It is said that the Arab revolutions are the revolutions of the young. Statistically at least, this is true.
The first martyr in Syria, Mahmud Qteish al-Jawabra, was a teenager, and the symbol of the revolution, Hamza al-Khatib, was a 13-year old tortured to death. According to this database, 70 percent of the revolution’s martyrs are under the age of 30.
Whether it be citizen journalism phenomena, or tansiqiyat protest-organizing committees, or massive online campaigns, these were all made by young people.
What al-Jawabra and al-Khatib stand for is not only the revolution itself, but also for the demographic that made it happen. So why is it that when it comes to political leadership of the revolution, it is left to middle-aged men in bad suits?
The median age of a member of the SNC executive committee is 56, more than quarter of a century shy of the median age of the fighters and activists who are carrying out the revolution on the ground.

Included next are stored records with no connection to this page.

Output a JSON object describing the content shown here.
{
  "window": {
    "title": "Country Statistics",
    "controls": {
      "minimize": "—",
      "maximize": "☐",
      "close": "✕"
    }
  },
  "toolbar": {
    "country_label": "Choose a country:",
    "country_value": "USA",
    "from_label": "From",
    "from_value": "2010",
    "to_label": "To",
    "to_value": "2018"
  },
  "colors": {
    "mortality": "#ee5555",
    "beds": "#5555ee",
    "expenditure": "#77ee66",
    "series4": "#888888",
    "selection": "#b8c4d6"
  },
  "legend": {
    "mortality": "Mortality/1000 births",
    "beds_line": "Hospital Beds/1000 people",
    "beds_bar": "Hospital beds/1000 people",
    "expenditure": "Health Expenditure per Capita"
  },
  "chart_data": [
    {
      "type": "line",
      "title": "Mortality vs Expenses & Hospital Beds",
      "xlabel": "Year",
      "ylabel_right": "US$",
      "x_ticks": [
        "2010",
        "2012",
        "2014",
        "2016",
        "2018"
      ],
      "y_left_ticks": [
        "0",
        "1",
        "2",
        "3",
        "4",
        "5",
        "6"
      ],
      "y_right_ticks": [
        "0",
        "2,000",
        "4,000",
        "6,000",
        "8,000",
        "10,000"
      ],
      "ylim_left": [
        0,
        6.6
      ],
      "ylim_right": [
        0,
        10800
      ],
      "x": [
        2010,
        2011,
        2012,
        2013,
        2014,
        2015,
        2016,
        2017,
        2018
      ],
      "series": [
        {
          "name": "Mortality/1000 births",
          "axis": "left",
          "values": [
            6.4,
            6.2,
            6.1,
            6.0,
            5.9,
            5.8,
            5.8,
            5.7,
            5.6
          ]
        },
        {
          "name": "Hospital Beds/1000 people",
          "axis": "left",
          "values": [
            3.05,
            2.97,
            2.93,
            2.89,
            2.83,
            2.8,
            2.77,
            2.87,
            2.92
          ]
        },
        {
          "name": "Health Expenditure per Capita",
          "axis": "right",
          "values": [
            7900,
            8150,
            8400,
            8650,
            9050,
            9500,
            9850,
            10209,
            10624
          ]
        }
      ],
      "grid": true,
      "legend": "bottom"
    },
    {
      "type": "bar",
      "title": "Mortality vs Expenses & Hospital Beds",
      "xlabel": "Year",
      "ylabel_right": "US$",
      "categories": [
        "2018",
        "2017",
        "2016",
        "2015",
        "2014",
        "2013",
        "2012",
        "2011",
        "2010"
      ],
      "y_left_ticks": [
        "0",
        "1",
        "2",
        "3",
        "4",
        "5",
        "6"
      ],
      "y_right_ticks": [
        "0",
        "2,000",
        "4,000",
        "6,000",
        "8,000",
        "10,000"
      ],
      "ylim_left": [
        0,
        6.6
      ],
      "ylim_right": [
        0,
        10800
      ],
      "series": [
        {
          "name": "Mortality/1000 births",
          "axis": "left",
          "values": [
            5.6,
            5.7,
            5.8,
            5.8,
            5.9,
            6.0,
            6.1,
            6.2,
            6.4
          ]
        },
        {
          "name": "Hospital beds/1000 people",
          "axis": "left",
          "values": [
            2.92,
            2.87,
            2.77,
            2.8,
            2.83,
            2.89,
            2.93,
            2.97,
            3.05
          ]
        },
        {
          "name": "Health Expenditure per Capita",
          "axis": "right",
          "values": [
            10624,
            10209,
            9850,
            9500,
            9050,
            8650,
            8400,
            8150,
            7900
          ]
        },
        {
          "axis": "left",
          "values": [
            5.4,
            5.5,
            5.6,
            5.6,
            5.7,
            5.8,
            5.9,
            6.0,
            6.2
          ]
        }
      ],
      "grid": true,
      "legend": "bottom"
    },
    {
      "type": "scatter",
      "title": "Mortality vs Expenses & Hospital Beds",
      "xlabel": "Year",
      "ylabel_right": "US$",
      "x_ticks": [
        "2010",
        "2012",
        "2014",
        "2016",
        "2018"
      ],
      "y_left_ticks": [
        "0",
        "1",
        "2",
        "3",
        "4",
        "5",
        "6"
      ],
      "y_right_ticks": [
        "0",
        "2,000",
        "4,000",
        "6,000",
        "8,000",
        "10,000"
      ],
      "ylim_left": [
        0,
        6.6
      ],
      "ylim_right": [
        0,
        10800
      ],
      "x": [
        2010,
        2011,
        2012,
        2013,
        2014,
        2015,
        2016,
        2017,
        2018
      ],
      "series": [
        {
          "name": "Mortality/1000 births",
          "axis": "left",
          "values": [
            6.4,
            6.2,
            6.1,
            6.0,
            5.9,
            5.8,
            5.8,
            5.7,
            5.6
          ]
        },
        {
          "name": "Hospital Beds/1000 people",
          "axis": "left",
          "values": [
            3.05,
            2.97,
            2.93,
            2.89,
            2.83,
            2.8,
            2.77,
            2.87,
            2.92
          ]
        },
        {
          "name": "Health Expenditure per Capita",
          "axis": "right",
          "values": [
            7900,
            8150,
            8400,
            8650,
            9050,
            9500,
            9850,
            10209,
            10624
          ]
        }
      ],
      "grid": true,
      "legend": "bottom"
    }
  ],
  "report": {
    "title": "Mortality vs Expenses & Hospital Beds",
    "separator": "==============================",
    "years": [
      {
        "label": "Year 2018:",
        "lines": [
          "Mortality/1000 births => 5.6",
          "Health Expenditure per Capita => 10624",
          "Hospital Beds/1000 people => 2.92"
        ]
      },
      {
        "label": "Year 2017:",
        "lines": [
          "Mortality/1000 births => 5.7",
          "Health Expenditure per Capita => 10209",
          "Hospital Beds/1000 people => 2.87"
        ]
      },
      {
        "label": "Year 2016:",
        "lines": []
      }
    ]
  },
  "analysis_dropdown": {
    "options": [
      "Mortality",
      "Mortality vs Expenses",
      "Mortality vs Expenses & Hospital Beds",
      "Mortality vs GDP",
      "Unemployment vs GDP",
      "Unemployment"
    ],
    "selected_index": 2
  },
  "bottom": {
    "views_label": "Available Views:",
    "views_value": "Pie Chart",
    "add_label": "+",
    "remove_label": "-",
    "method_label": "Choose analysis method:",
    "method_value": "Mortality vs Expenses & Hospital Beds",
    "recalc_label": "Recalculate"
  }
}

While the term “Arab Spring” denotes something new and fresh, revolutionary leadership in Syria has seen the return of many of the old faces: Muslim Brotherhood, al-Qaeda, assorted Salafists and ex-Communists and a sprinkling of balding generals.
Perhaps this is to be expected in a paternalistic society where young people are expected to remain reverential, and where matters of importance are decided by a family’s older members.
Given the level of physical and moral sacrifice made by the young, however, this is no time to submit to tradition.
Revolution is about challenging hierarchies of power, wealth and authority. It’s not just about writing slogans and posting YouTube videos. Setting up a human rights abuse documentation center or helping out in the relief effort does not equate to a political program.
Too often, Syria’s youth have mistaken day-to-day activism for revolutionary politics. This has led to an atomized movement that lacks clear intellectual direction.
In order for Syria’s youth to take back ownership of the “their” revolution, they need to change the way they view themselves.
More energy should be focused on promoting “demographic consciousness,” an understanding of Syrian politics that regards the 18-35 age bracket as a distinct political constituency that is above sect, ethnicity and class.
While the politicians are busy jockeying for position, there is now an opportunity for the youth to formulate an agenda of their own – one that puts their interests above all others.
Young martyrs have talked about the pent-up frustrations that led so many of Syria’s young people to take a stand against the existing regime.
Why then are the sources of these frustrations not being addressed? Where is the guaranteed funding pledge for education? Where is the commitment to investment in the IT and new media industries, at which younger Syrians excel?
Why are there no demands for a minimum wage for young workers face exploitation? Why has no one addressed the problem of military conscription? And why is there no talk of a guaranteed quota for young people in a future parliament?
The lack of young political leaders to give voice is worrying.
The focus should be on the future, and what it will look like depends much on the youth who will set to inherit political power in the decades to come.
They will have an opportunity to shape their country in their own image rather than that of their parents, but for that to happen they should begin to entertain collective political ambition.